IVНаступило утро. Хороша ты, степь бесконечная, в твоем величии особенно утром! Никого кроме птицы не видится над тобою в пространствах небесных; нет у тебя самой ни очей, ни слуха, а между тем, так и кажется, что кто-то присущ в тебе, кто-то думает над тобою, или сама ты задумалась думою необъятною, думою бесконечною! Как бы отчаиваясь в невозможности измерить тебя и все-таки желая обозначить вещественным знаком, что возникло у кого-то такое дерзкое намерение — измерить, как-то раскидать по тебе еле видными морщинками глубокие, черные буераки, в которые в темную, воробьиную ночь, какие тут иногда бывают, валятся и путник, и зверь, а в осенние и весенние ливни устремляется небесная вода и бурлит, и клокочет, и размывает землю, и становится грязною. Весною, вся в тюльпанах, ты, степь, — подвенечная красавица; палящим летом ты, высохшая мумия египетской властительницы, принимавшей когда-то на свои розовые щеки поцелуи всемогущего царя весны — фараона; в долгую осень ты своенравная, дряхлеющая в великих размерах своих и еще больших воспоминаниях о былом, римская матрона, а зимою — ты наша русская красавица, с алым румянцем на щеках, теплая, горячая, потому что где же, как не в снегах, отогревается путник, застигнутый роковою метелью; ты приголубливаешь его, греешь и ты спасаешь.

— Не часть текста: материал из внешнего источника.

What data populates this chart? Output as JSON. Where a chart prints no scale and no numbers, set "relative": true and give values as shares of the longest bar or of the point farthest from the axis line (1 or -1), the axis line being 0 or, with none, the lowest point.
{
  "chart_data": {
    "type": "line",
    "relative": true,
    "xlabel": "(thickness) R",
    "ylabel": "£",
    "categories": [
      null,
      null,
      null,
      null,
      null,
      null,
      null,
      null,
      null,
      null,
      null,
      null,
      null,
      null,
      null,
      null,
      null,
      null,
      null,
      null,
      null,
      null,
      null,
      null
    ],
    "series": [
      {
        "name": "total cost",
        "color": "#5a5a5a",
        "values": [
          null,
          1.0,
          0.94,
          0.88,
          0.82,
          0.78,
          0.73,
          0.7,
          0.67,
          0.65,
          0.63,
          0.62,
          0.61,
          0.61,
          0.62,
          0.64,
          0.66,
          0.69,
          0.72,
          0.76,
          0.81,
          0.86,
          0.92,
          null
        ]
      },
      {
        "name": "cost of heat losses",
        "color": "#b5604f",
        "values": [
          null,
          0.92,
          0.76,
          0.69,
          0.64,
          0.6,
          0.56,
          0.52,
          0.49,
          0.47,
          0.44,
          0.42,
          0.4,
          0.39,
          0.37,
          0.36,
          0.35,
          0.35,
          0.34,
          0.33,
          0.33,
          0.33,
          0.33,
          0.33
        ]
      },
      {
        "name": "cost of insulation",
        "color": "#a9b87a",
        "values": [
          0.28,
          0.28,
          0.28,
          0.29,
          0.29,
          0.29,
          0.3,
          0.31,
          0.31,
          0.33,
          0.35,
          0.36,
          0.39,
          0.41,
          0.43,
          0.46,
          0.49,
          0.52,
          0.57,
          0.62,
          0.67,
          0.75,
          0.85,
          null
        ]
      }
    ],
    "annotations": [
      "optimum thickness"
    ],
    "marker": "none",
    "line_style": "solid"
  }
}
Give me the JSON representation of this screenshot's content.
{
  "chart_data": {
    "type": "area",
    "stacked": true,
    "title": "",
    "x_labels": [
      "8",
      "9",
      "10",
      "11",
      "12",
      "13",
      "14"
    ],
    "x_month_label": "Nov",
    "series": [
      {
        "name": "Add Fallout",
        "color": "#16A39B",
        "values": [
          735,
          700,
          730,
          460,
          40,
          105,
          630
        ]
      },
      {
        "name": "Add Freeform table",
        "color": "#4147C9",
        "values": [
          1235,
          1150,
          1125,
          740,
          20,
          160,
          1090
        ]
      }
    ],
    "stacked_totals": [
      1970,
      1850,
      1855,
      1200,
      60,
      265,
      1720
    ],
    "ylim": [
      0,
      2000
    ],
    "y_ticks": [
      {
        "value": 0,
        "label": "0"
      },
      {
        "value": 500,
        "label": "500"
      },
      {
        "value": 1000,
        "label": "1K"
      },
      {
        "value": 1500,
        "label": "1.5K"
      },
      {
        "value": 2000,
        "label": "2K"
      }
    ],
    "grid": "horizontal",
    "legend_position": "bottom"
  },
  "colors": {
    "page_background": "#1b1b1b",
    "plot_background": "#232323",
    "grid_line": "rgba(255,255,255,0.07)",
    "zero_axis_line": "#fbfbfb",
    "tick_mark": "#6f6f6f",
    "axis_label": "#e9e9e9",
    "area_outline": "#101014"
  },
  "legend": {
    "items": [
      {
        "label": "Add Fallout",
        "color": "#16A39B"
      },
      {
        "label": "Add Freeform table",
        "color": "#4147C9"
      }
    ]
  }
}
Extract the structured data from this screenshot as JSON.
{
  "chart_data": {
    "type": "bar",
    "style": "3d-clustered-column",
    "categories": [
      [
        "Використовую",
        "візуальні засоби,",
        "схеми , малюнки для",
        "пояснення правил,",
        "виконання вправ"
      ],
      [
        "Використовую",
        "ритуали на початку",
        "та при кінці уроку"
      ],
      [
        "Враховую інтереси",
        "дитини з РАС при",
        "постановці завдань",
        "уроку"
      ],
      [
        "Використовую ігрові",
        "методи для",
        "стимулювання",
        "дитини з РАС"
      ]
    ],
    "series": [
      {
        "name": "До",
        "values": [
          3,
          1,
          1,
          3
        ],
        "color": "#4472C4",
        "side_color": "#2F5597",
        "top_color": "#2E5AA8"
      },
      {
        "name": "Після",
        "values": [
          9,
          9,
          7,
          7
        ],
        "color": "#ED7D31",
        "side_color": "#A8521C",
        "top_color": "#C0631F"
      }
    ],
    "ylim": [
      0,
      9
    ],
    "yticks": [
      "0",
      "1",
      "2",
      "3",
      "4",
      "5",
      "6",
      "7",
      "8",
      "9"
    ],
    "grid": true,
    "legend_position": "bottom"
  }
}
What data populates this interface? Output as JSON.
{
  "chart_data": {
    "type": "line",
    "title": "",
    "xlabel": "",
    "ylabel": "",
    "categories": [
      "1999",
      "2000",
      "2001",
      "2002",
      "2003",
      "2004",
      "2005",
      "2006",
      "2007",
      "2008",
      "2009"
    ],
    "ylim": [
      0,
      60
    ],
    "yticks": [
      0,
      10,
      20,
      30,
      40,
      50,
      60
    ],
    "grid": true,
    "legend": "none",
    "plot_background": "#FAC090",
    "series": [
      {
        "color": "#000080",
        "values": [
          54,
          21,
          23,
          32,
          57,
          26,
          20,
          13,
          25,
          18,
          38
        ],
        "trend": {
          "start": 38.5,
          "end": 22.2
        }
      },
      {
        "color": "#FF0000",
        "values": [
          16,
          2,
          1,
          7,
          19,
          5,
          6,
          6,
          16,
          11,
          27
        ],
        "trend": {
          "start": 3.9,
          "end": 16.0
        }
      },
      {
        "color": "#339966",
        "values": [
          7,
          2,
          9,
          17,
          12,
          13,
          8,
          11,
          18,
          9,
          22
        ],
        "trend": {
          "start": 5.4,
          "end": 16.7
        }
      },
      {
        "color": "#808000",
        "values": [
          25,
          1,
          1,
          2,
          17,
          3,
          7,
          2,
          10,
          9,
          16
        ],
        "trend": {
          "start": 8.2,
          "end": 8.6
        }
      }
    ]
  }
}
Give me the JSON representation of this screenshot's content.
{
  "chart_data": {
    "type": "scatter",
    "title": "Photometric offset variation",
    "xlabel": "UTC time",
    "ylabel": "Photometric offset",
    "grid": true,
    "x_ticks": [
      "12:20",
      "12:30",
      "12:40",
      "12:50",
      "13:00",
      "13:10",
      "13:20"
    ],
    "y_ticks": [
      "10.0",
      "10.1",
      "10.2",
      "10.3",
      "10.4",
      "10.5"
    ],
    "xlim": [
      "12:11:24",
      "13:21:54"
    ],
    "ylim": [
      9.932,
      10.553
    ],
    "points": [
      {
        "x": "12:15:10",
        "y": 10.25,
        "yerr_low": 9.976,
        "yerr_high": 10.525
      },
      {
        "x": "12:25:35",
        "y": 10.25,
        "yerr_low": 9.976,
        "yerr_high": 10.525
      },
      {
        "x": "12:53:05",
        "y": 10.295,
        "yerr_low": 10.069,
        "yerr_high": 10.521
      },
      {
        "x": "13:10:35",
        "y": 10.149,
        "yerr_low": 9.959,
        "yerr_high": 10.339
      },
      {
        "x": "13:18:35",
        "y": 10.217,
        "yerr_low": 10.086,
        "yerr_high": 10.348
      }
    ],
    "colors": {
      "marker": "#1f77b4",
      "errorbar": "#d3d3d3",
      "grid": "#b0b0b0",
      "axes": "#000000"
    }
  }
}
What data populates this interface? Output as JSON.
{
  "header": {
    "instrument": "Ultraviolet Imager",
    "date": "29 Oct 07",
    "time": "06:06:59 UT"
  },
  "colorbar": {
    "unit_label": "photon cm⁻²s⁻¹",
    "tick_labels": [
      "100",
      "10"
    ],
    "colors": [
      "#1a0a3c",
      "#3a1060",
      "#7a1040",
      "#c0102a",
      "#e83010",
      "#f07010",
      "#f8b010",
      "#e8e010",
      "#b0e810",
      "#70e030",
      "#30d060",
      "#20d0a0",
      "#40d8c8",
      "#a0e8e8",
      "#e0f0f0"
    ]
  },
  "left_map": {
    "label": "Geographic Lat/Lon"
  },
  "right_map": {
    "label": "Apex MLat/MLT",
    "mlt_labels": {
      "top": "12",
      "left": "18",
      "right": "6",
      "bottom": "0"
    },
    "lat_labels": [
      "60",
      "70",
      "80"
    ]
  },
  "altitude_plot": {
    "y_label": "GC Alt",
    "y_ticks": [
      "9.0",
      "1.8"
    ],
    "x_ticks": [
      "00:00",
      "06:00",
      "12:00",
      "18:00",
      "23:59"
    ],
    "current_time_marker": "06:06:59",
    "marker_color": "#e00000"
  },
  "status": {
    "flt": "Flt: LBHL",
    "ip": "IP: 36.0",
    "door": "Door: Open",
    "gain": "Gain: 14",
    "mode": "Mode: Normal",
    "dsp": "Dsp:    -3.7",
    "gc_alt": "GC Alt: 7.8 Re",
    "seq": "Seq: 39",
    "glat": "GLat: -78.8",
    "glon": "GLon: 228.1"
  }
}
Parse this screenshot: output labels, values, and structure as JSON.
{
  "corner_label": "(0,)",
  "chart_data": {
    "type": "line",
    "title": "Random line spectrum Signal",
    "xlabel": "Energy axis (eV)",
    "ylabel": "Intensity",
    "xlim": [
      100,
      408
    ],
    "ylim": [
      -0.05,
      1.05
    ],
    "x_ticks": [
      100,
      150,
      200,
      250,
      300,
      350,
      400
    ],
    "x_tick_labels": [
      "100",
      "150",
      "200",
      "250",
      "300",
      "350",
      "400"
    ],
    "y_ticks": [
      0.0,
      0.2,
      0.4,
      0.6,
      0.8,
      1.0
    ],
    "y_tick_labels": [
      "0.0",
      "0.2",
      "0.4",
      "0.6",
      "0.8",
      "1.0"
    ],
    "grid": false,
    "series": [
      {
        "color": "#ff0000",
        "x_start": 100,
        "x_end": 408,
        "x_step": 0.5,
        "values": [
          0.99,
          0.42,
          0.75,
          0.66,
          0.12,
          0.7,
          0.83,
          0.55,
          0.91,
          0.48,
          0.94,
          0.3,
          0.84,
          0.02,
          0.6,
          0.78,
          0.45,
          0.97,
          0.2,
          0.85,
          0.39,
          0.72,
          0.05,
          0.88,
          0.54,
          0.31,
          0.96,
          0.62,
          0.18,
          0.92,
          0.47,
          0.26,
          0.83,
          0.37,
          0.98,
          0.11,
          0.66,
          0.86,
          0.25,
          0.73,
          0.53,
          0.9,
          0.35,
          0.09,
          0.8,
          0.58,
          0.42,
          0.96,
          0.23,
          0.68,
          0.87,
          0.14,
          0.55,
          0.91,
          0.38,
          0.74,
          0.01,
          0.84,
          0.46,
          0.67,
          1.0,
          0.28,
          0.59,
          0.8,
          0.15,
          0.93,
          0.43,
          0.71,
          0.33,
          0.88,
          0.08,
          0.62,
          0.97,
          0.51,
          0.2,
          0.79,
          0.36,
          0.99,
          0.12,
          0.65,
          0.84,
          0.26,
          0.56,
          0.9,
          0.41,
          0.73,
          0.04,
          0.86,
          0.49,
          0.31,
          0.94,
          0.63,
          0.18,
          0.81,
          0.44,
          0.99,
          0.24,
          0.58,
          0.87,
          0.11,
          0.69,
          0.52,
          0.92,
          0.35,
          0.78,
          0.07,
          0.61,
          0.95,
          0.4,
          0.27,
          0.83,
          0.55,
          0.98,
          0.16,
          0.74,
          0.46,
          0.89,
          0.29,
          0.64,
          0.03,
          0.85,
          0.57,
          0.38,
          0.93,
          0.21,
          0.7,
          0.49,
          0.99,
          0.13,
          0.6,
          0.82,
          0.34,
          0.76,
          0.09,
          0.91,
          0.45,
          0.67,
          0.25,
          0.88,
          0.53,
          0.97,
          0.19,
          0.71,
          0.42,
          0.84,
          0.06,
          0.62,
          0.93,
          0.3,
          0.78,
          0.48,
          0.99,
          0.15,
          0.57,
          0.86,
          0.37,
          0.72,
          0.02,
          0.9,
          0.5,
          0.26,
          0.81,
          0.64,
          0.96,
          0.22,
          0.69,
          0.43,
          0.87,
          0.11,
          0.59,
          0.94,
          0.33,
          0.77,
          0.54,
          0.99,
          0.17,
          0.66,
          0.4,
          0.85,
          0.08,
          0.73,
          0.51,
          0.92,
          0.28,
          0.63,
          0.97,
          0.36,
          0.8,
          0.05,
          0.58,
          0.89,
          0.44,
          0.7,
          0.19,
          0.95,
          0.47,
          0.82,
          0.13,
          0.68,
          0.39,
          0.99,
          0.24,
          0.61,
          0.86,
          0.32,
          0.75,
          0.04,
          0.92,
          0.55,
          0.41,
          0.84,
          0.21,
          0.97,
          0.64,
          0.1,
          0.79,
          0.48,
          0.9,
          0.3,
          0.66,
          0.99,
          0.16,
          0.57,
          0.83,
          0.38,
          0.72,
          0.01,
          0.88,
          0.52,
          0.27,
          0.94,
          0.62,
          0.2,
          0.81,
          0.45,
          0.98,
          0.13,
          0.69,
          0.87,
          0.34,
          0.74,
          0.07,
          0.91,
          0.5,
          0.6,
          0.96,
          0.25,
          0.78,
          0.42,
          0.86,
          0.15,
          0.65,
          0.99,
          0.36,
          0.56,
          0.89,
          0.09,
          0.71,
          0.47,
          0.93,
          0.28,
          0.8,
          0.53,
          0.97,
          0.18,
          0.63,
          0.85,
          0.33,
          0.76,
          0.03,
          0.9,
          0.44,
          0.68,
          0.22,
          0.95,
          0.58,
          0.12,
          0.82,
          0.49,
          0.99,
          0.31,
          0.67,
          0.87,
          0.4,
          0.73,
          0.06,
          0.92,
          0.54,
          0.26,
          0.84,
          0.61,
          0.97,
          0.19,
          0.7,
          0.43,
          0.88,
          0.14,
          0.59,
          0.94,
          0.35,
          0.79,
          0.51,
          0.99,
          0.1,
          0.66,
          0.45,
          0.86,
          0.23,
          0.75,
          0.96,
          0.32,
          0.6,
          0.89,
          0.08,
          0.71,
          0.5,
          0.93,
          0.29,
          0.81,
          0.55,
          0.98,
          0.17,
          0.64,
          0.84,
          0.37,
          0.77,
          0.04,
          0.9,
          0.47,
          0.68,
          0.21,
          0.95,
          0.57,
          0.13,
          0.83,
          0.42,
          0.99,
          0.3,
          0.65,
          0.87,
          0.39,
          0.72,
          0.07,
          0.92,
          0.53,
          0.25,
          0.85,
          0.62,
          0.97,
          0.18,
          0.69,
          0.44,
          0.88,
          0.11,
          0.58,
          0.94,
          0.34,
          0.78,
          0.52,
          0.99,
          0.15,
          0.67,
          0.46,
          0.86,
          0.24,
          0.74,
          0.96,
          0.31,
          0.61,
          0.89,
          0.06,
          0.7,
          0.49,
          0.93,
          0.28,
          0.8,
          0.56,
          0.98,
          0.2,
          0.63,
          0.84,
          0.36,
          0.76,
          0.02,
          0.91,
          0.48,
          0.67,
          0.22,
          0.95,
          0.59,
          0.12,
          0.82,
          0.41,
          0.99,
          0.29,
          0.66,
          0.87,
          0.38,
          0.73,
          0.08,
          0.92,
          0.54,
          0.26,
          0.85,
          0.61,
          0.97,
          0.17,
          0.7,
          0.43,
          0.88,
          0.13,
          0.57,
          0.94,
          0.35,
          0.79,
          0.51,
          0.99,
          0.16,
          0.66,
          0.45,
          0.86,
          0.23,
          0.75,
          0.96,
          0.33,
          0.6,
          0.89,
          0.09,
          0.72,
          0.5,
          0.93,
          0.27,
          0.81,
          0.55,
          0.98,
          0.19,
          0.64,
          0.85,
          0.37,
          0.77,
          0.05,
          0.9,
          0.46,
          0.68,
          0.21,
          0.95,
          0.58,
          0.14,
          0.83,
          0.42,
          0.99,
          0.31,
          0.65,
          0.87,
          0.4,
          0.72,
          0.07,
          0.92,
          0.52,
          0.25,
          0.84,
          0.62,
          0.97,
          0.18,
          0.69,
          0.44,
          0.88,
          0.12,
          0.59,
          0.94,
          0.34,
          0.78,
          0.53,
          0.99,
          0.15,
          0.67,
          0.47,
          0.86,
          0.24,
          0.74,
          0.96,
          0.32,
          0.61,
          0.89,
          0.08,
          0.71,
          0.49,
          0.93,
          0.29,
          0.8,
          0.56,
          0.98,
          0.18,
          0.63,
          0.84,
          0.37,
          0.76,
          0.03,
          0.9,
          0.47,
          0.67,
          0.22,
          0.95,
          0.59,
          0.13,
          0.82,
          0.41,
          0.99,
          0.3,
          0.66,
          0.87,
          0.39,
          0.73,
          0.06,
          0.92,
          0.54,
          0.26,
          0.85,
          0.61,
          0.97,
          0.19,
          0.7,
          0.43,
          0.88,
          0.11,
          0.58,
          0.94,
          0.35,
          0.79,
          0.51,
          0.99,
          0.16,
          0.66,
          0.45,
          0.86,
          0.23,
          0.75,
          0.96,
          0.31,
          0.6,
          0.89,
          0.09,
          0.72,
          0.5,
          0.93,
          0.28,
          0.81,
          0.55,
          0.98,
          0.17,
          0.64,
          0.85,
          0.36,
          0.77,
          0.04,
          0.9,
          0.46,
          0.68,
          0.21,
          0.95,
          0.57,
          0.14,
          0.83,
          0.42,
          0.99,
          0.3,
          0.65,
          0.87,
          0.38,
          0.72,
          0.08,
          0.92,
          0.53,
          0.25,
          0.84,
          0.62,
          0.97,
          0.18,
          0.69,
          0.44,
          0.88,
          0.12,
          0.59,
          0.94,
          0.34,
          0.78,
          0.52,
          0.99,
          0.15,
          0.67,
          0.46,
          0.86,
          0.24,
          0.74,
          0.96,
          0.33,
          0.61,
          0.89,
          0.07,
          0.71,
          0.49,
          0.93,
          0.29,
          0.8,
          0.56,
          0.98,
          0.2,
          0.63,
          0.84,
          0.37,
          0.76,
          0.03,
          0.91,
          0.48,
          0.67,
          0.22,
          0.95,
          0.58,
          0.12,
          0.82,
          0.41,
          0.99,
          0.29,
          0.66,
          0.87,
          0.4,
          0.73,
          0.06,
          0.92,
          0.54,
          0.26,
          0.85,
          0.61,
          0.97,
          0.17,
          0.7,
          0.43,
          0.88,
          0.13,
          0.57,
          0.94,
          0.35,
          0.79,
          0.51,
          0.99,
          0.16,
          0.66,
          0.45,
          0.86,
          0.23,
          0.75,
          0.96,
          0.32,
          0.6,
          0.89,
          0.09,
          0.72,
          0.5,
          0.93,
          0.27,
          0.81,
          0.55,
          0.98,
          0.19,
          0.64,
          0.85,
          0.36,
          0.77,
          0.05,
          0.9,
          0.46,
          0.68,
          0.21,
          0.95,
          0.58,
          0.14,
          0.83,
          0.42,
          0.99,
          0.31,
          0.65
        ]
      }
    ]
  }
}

Так, или не так, думал Семен Андреевич наутро следовавшего за передачей ему тетрадки дня, отправившись в степь погулять, сказать трудно, но что он шел глубоко задумчивым, так это несомненно.
Еще вчера вечером прочел он всю тетрадку еще раз, прочел внимательно, о чем и сообщил Петру Ивановичу, случайно встретившись с ним на пороге дома: хозяин вышел посмотреть на своих больных, на прежних и на вновь прибывших.
Что это такое за человек, Петр Иванович, думалось двигавшемуся по степи Семену Андреевичу: сумасшедший или оригинальный ум? Что сказалось в тетрадке: бред галлюцината или начальный лепет какой-то будущей чудесной речи, первые звуки совсем нового характера, нового инструмента, незнакомые нашему слуху, но способные сложиться во что-то необыкновенно величавое, в какую-то мировую музыку? Если Семен Андреевич думал так и не отнесся к тетрадке и человеку, ее написавшему, более сдержанно, то это надо приписать, конечно, его молодости и восприимчивости.
Если признать Петра Ивановича за сумасшедшего, то, думал он, во-первых, откуда же эта ясность его жизни, это глубокое, хрустальное спокойствие, казалось бы, вовсе не обусловливаемое его семейными отношениями? Если он сумасшедший, то как объяснить несомненную логичность общего изложения всей его системы, выработанной, по-видимому, до мелочей, потребовавшей двух десятков лет работы и громадных сведений? Как понять это долгое, сознательное упорство в преследовании своей мысли, поднимающее его над уровнем житейских нужд в какое-то олимпийское спокойствие? Может ли чепуха дать олимпийское спокойствие? Правда, говорят, что и сумасшедшие, со своих точек зрения, строго покойны, логичны, что они тоже бесконечно упорны, но ни с этою их логикой, ни с этим их упорством не могут согласиться другие люди — не сумасшедшие. А между тем, думалось Семену Андреевичу, я как будто не прочь согласиться. Или я сам сумасшедший?